Over the years, the team have included material and online artefacts, such as: cricket bats, a trophy and a hall of fame which both showcases the teams’ material artefacts as well as providing a window for prospective students to get an idea of their previous cohort’s work.

The fictionalised The Trobriand Times features weekly comedic headlines inspired by teams’ actions and is distributed to students through the learning management system, with the aim of generating extra enthusiasm.Image of the front page of a newspaper

There is also a five-minute video that provides context to set exercises, and an app on which the teams display their identity and where weekly matches are organised and “played”.

The app is used as an online fieldwork site and an engagement tool where virtual “matches” are played every week, before the eventual play-off in the final week.

The learning process includes group discussions and posts in addition to writing fieldnotes, which encourage students to observe and reflect, and culminates in a reflective essay about the experience, including the final “match.

An awards ceremony completes the course, where each team votes for their favourites in the categories of best symbol, best dance, best chant, most intimidating and best overall team and best and fairest player (or team).

Students are encouraged to dress up in their team colours and display aspects of their team’s identity recognising this final online celebration as a rite of passage, both in having completed their first anthropology course and concluded and survived a six-week Trobriand cricket tournament.

More than just simulated fieldwork

In developing the component, Askland and her team were acutely aware that many of their students were socially isolated and often very lonely.
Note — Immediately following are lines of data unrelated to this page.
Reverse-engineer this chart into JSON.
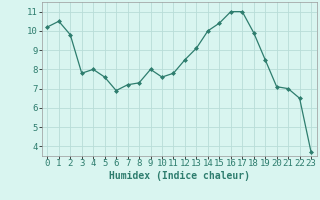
{
  "x": [
    0,
    1,
    2,
    3,
    4,
    5,
    6,
    7,
    8,
    9,
    10,
    11,
    12,
    13,
    14,
    15,
    16,
    17,
    18,
    19,
    20,
    21,
    22,
    23
  ],
  "y": [
    10.2,
    10.5,
    9.8,
    7.8,
    8.0,
    7.6,
    6.9,
    7.2,
    7.3,
    8.0,
    7.6,
    7.8,
    8.5,
    9.1,
    10.0,
    10.4,
    11.0,
    11.0,
    9.9,
    8.5,
    7.1,
    7.0,
    6.5,
    3.7
  ],
  "line_color": "#2e7d6e",
  "marker": "D",
  "marker_size": 2,
  "bg_color": "#d9f5f0",
  "grid_color": "#b8ddd8",
  "xlabel": "Humidex (Indice chaleur)",
  "ylim": [
    3.5,
    11.5
  ],
  "xlim": [
    -0.5,
    23.5
  ],
  "yticks": [
    4,
    5,
    6,
    7,
    8,
    9,
    10,
    11
  ],
  "xticks": [
    0,
    1,
    2,
    3,
    4,
    5,
    6,
    7,
    8,
    9,
    10,
    11,
    12,
    13,
    14,
    15,
    16,
    17,
    18,
    19,
    20,
    21,
    22,
    23
  ],
  "xlabel_fontsize": 7,
  "tick_fontsize": 6.5
}
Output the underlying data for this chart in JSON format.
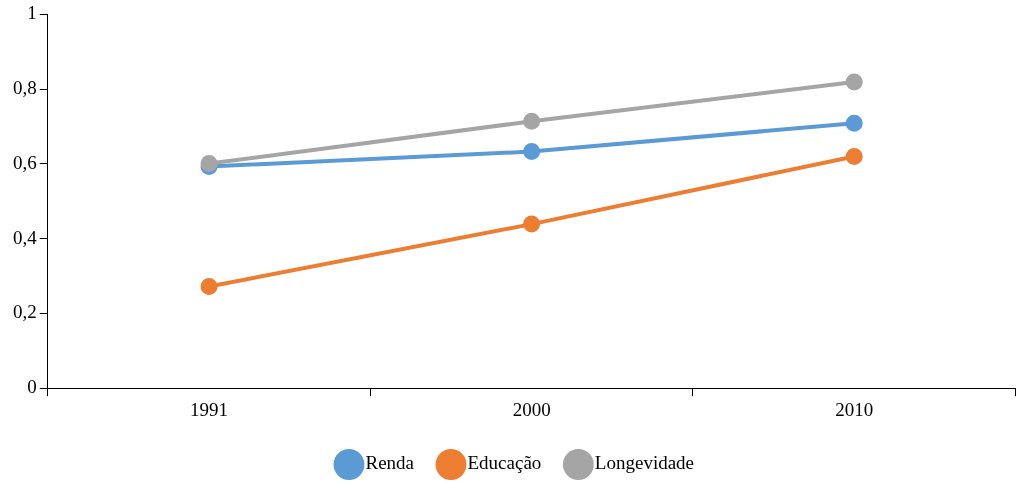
{
  "chart_data": {
    "type": "line",
    "categories": [
      "1991",
      "2000",
      "2010"
    ],
    "series": [
      {
        "name": "Renda",
        "color": "#5b9bd5",
        "values": [
          0.593,
          0.633,
          0.709
        ]
      },
      {
        "name": "Educação",
        "color": "#ed7d31",
        "values": [
          0.272,
          0.439,
          0.62
        ]
      },
      {
        "name": "Longevidade",
        "color": "#a5a5a5",
        "values": [
          0.601,
          0.714,
          0.819
        ]
      }
    ],
    "ylim": [
      0,
      1
    ],
    "yticks": [
      {
        "value": 0,
        "label": "0"
      },
      {
        "value": 0.2,
        "label": "0,2"
      },
      {
        "value": 0.4,
        "label": "0,4"
      },
      {
        "value": 0.6,
        "label": "0,6"
      },
      {
        "value": 0.8,
        "label": "0,8"
      },
      {
        "value": 1,
        "label": "1"
      }
    ],
    "grid": false,
    "legend": "bottom",
    "marker": "circle",
    "line_style": "solid"
  }
}
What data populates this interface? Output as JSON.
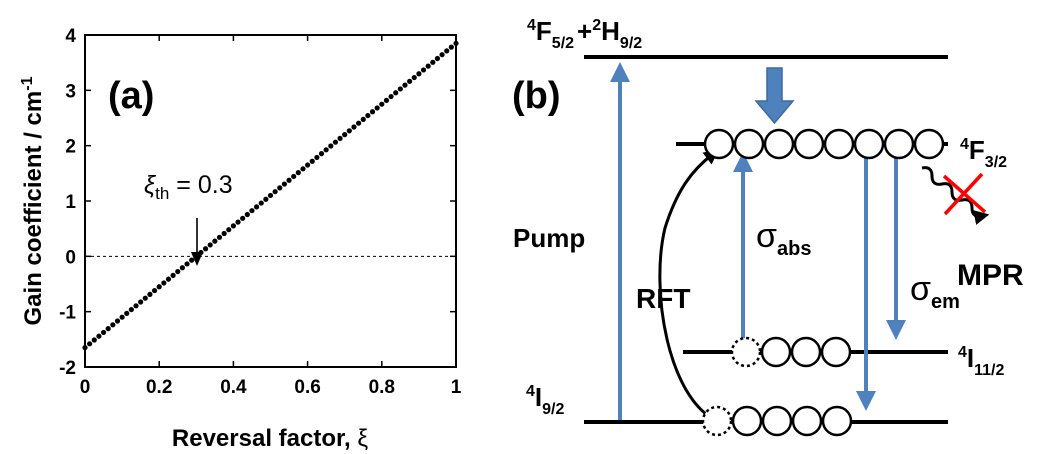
{
  "chart_data": {
    "type": "scatter",
    "panel_label": "(a)",
    "xlabel_main": "Reversal factor, ",
    "xlabel_symbol": "ξ",
    "ylabel_main": "Gain coefficient / cm",
    "ylabel_sup": "-1",
    "xlim": [
      0,
      1
    ],
    "ylim": [
      -2,
      4
    ],
    "x_ticks": [
      "0",
      "0.2",
      "0.4",
      "0.6",
      "0.8",
      "1"
    ],
    "y_ticks": [
      "-2",
      "-1",
      "0",
      "1",
      "2",
      "3",
      "4"
    ],
    "x_tick_values": [
      0,
      0.2,
      0.4,
      0.6,
      0.8,
      1
    ],
    "y_tick_values": [
      -2,
      -1,
      0,
      1,
      2,
      3,
      4
    ],
    "zero_line": true,
    "grid": false,
    "series": [
      {
        "x_start": 0,
        "x_end": 1,
        "y_start": -1.65,
        "y_end": 3.85,
        "point_count": 81
      }
    ],
    "annotation": {
      "symbol": "ξ",
      "subscript": "th",
      "text": " = 0.3",
      "x": 0.3,
      "y": 0
    }
  },
  "diagram": {
    "panel_label": "(b)",
    "levels": {
      "top": {
        "label": "F",
        "sup1": "4",
        "sub1": "5/2",
        "plus": "+",
        "sup2": "2",
        "label2": "H",
        "sub2": "9/2"
      },
      "f32": {
        "sup": "4",
        "label": "F",
        "sub": "3/2"
      },
      "i112": {
        "sup": "4",
        "label": "I",
        "sub": "11/2"
      },
      "i92": {
        "sup": "4",
        "label": "I",
        "sub": "9/2"
      }
    },
    "pump_label": "Pump",
    "rft_label": "RFT",
    "mpr_label": "MPR",
    "sigma_abs": {
      "symbol": "σ",
      "sub": "abs"
    },
    "sigma_em": {
      "symbol": "σ",
      "sub": "em"
    },
    "colors": {
      "arrow": "#4f81bd",
      "cross": "#ff0000",
      "line": "#000000"
    }
  }
}
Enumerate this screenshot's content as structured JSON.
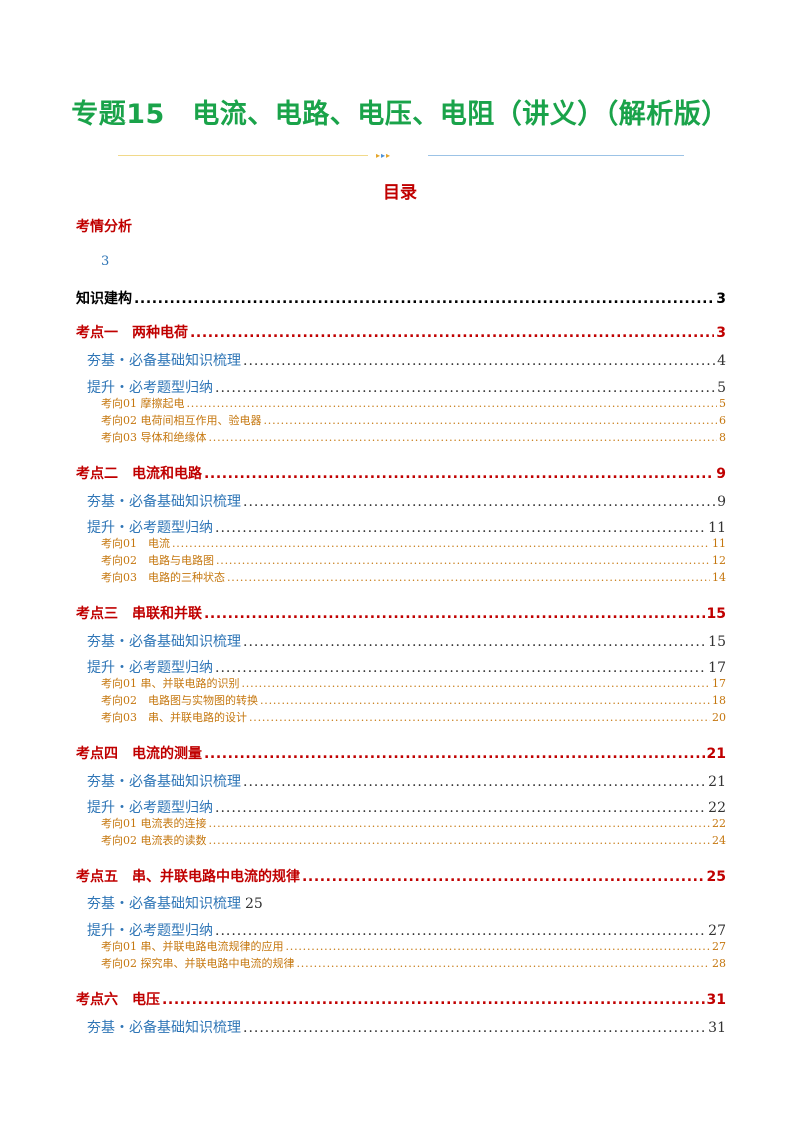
{
  "title": "专题15　电流、电路、电压、电阻（讲义）（解析版）",
  "toc_heading": "目录",
  "analysis": {
    "label": "考情分析",
    "page": "3"
  },
  "knowledge_map": {
    "label": "知识建构",
    "page": "3"
  },
  "sections": [
    {
      "label": "考点一　两种电荷",
      "page": "3",
      "base": {
        "label": "夯基・必备基础知识梳理",
        "page": "4"
      },
      "up": {
        "label": "提升・必考题型归纳",
        "page": "5"
      },
      "items": [
        {
          "label": "考向01 摩擦起电",
          "page": "5"
        },
        {
          "label": "考向02 电荷间相互作用、验电器",
          "page": "6"
        },
        {
          "label": "考向03 导体和绝缘体",
          "page": "8"
        }
      ]
    },
    {
      "label": "考点二　电流和电路",
      "page": "9",
      "base": {
        "label": "夯基・必备基础知识梳理",
        "page": "9"
      },
      "up": {
        "label": "提升・必考题型归纳",
        "page": "11"
      },
      "items": [
        {
          "label": "考向01　电流",
          "page": "11"
        },
        {
          "label": "考向02　电路与电路图",
          "page": "12"
        },
        {
          "label": "考向03　电路的三种状态",
          "page": "14"
        }
      ]
    },
    {
      "label": "考点三　串联和并联",
      "page": "15",
      "base": {
        "label": "夯基・必备基础知识梳理",
        "page": "15"
      },
      "up": {
        "label": "提升・必考题型归纳",
        "page": "17"
      },
      "items": [
        {
          "label": "考向01 串、并联电路的识别",
          "page": "17"
        },
        {
          "label": "考向02　电路图与实物图的转换",
          "page": "18"
        },
        {
          "label": "考向03　串、并联电路的设计",
          "page": "20"
        }
      ]
    },
    {
      "label": "考点四　电流的测量",
      "page": "21",
      "base": {
        "label": "夯基・必备基础知识梳理",
        "page": "21"
      },
      "up": {
        "label": "提升・必考题型归纳",
        "page": "22"
      },
      "items": [
        {
          "label": "考向01 电流表的连接",
          "page": "22"
        },
        {
          "label": "考向02 电流表的读数",
          "page": "24"
        }
      ]
    },
    {
      "label": "考点五　串、并联电路中电流的规律",
      "page": "25",
      "base": {
        "label": "夯基・必备基础知识梳理",
        "page": "25"
      },
      "up": {
        "label": "提升・必考题型归纳",
        "page": "27"
      },
      "items": [
        {
          "label": "考向01 串、并联电路电流规律的应用",
          "page": "27"
        },
        {
          "label": "考向02 探究串、并联电路中电流的规律",
          "page": "28"
        }
      ]
    },
    {
      "label": "考点六　电压",
      "page": "31",
      "base": {
        "label": "夯基・必备基础知识梳理",
        "page": "31"
      }
    }
  ]
}
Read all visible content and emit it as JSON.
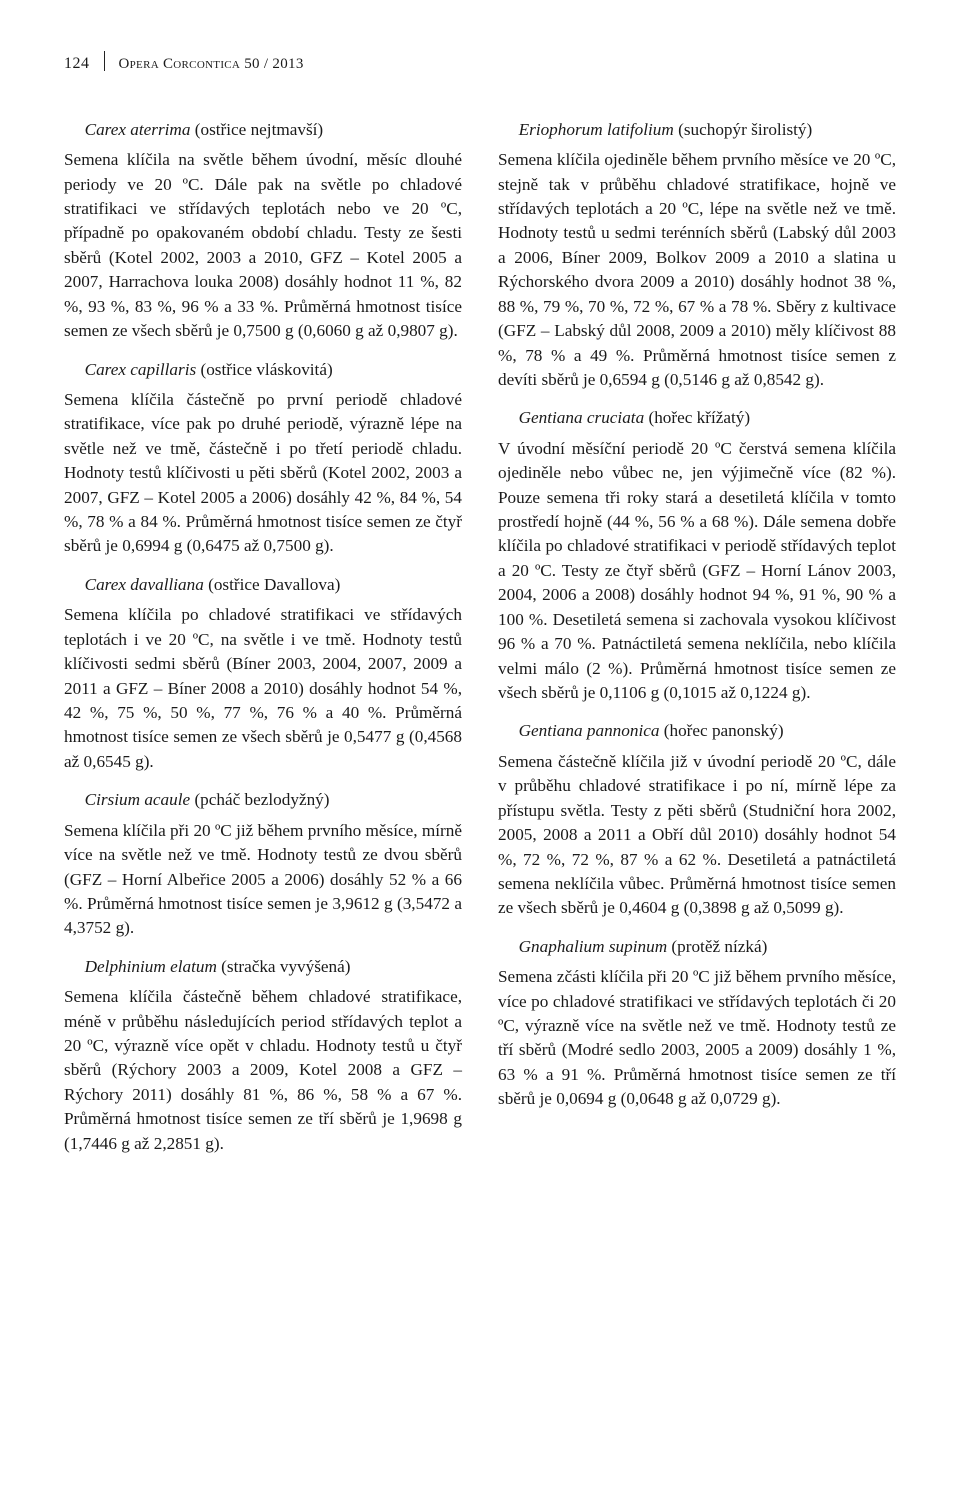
{
  "header": {
    "page_number": "124",
    "journal": "Opera Corcontica",
    "issue": "50 / 2013"
  },
  "left": {
    "s1_head_latin": "Carex aterrima",
    "s1_head_rest": " (ostřice nejtmavší)",
    "s1_para": "Semena klíčila na světle během úvodní, měsíc dlouhé periody ve 20 ºC. Dále pak na světle po chladové stratifikaci ve střídavých teplotách nebo ve 20 ºC, případně po opakovaném období chladu. Testy ze šesti sběrů (Kotel 2002, 2003 a 2010, GFZ – Kotel 2005 a 2007, Harrachova louka 2008) dosáhly hodnot 11 %, 82 %, 93 %, 83 %, 96 % a 33 %. Průměrná hmotnost tisíce semen ze všech sběrů je 0,7500 g (0,6060 g až 0,9807 g).",
    "s2_head_latin": "Carex capillaris",
    "s2_head_rest": " (ostřice vláskovitá)",
    "s2_para": "Semena klíčila částečně po první periodě chladové stratifikace, více pak po druhé periodě, výrazně lépe na světle než ve tmě, částečně i po třetí periodě chladu. Hodnoty testů klíčivosti u pěti sběrů (Kotel 2002, 2003 a 2007, GFZ – Kotel 2005 a 2006) dosáhly 42 %, 84 %, 54 %, 78 % a 84 %. Průměrná hmotnost tisíce semen ze čtyř sběrů je 0,6994 g (0,6475 až 0,7500 g).",
    "s3_head_latin": "Carex davalliana",
    "s3_head_rest": " (ostřice Davallova)",
    "s3_para": "Semena klíčila po chladové stratifikaci ve střídavých teplotách i ve 20 ºC, na světle i ve tmě. Hodnoty testů klíčivosti sedmi sběrů (Bíner 2003, 2004, 2007, 2009 a 2011 a GFZ – Bíner 2008 a 2010) dosáhly hodnot 54 %, 42 %, 75 %, 50 %, 77 %, 76 % a 40 %. Průměrná hmotnost tisíce semen ze všech sběrů je 0,5477 g (0,4568 až 0,6545 g).",
    "s4_head_latin": "Cirsium acaule",
    "s4_head_rest": " (pcháč bezlodyžný)",
    "s4_para": "Semena klíčila při 20 ºC již během prvního měsíce, mírně více na světle než ve tmě. Hodnoty testů ze dvou sběrů (GFZ – Horní Albeřice 2005 a 2006) dosáhly 52 % a 66 %. Průměrná hmotnost tisíce semen je 3,9612 g (3,5472 a 4,3752 g).",
    "s5_head_latin": "Delphinium elatum",
    "s5_head_rest": " (stračka vyvýšená)",
    "s5_para": "Semena klíčila částečně během chladové stratifikace, méně v průběhu následujících period střídavých teplot a 20 ºC, výrazně více opět v chladu. Hodnoty testů u čtyř sběrů (Rýchory 2003 a 2009, Kotel 2008 a GFZ – Rýchory 2011) dosáhly 81 %, 86 %, 58 % a 67 %. Průměrná hmotnost tisíce semen ze tří sběrů je 1,9698 g (1,7446 g až 2,2851 g)."
  },
  "right": {
    "s1_head_latin": "Eriophorum latifolium",
    "s1_head_rest": " (suchopýr širolistý)",
    "s1_para": "Semena klíčila ojediněle během prvního měsíce ve 20 ºC, stejně tak v průběhu chladové stratifikace, hojně ve střídavých teplotách a 20 ºC, lépe na světle než ve tmě. Hodnoty testů u sedmi terénních sběrů (Labský důl 2003 a 2006, Bíner 2009, Bolkov 2009 a 2010 a slatina u Rýchorského dvora 2009 a 2010) dosáhly hodnot 38 %, 88 %, 79 %, 70 %, 72 %, 67 % a 78 %. Sběry z kultivace (GFZ – Labský důl 2008, 2009 a 2010) měly klíčivost 88 %, 78 % a 49 %. Průměrná hmotnost tisíce semen z devíti sběrů je 0,6594 g (0,5146 g až 0,8542 g).",
    "s2_head_latin": "Gentiana cruciata",
    "s2_head_rest": " (hořec křížatý)",
    "s2_para": "V úvodní měsíční periodě 20 ºC čerstvá semena klíčila ojediněle nebo vůbec ne, jen výjimečně více (82 %). Pouze semena tři roky stará a desetiletá klíčila v tomto prostředí hojně (44 %, 56 % a 68 %). Dále semena dobře klíčila po chladové stratifikaci v periodě střídavých teplot a 20 ºC. Testy ze čtyř sběrů (GFZ – Horní Lánov 2003, 2004, 2006 a 2008) dosáhly hodnot 94 %, 91 %, 90 % a 100 %. Desetiletá semena si zachovala vysokou klíčivost 96 % a 70 %. Patnáctiletá semena neklíčila, nebo klíčila velmi málo (2 %). Průměrná hmotnost tisíce semen ze všech sběrů je 0,1106 g (0,1015 až 0,1224 g).",
    "s3_head_latin": "Gentiana pannonica",
    "s3_head_rest": " (hořec panonský)",
    "s3_para": "Semena částečně klíčila již v úvodní periodě 20 ºC, dále v průběhu chladové stratifikace i po ní, mírně lépe za přístupu světla. Testy z pěti sběrů (Studniční hora 2002, 2005, 2008 a 2011 a Obří důl 2010) dosáhly hodnot 54 %, 72 %, 72 %, 87 % a 62 %. Desetiletá a patnáctiletá semena neklíčila vůbec. Průměrná hmotnost tisíce semen ze všech sběrů je 0,4604 g (0,3898 g až 0,5099 g).",
    "s4_head_latin": "Gnaphalium supinum",
    "s4_head_rest": " (protěž nízká)",
    "s4_para": "Semena zčásti klíčila při 20 ºC již během prvního měsíce, více po chladové stratifikaci ve střídavých teplotách či 20 ºC, výrazně více na světle než ve tmě. Hodnoty testů ze tří sběrů (Modré sedlo 2003, 2005 a 2009) dosáhly 1 %, 63 % a 91 %. Průměrná hmotnost tisíce semen ze tří sběrů je 0,0694 g (0,0648 g až 0,0729 g)."
  }
}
“As first year students, they had not yet had time to develop strong cohorts at university and having been in lockdown for months the sense of isolation this can create was even stronger than normal,” Askland said.

“Students are often very reluctant to undertake groupwork, but in this case Trobriand cricket had the effect of bringing people together and building relationships that may extend past the life of the course.”

The fieldnotes certainly reflect this sentiment with one student noting, “We told stories and showed off our pets and plants, it seemed like the first real connection of the semester.”

Askland admits that the student feedback has been very heart-warming.

“They were saying, it was the only thing that brought some joy in the lockdown weeks,” Askland said.

Askland believes that the challenge now is to try how to “future-proof” the component.

“We need to figure out how we can … make it sustainable without the level of involvement from the technical staff that we currently require … advancing it into its next iteration,” she said.

This involves a level of coding expertise from academic staff as well as sandboxing an alternative app, a cybersecurity practice designed to prevent threats from getting on the network.

According, to Askland the extra work is absolutely worth it, and she and her academic team are looking forward to the next big “bash”.

“I would say that it’s the best thing I've ever done in my teaching career,” she said.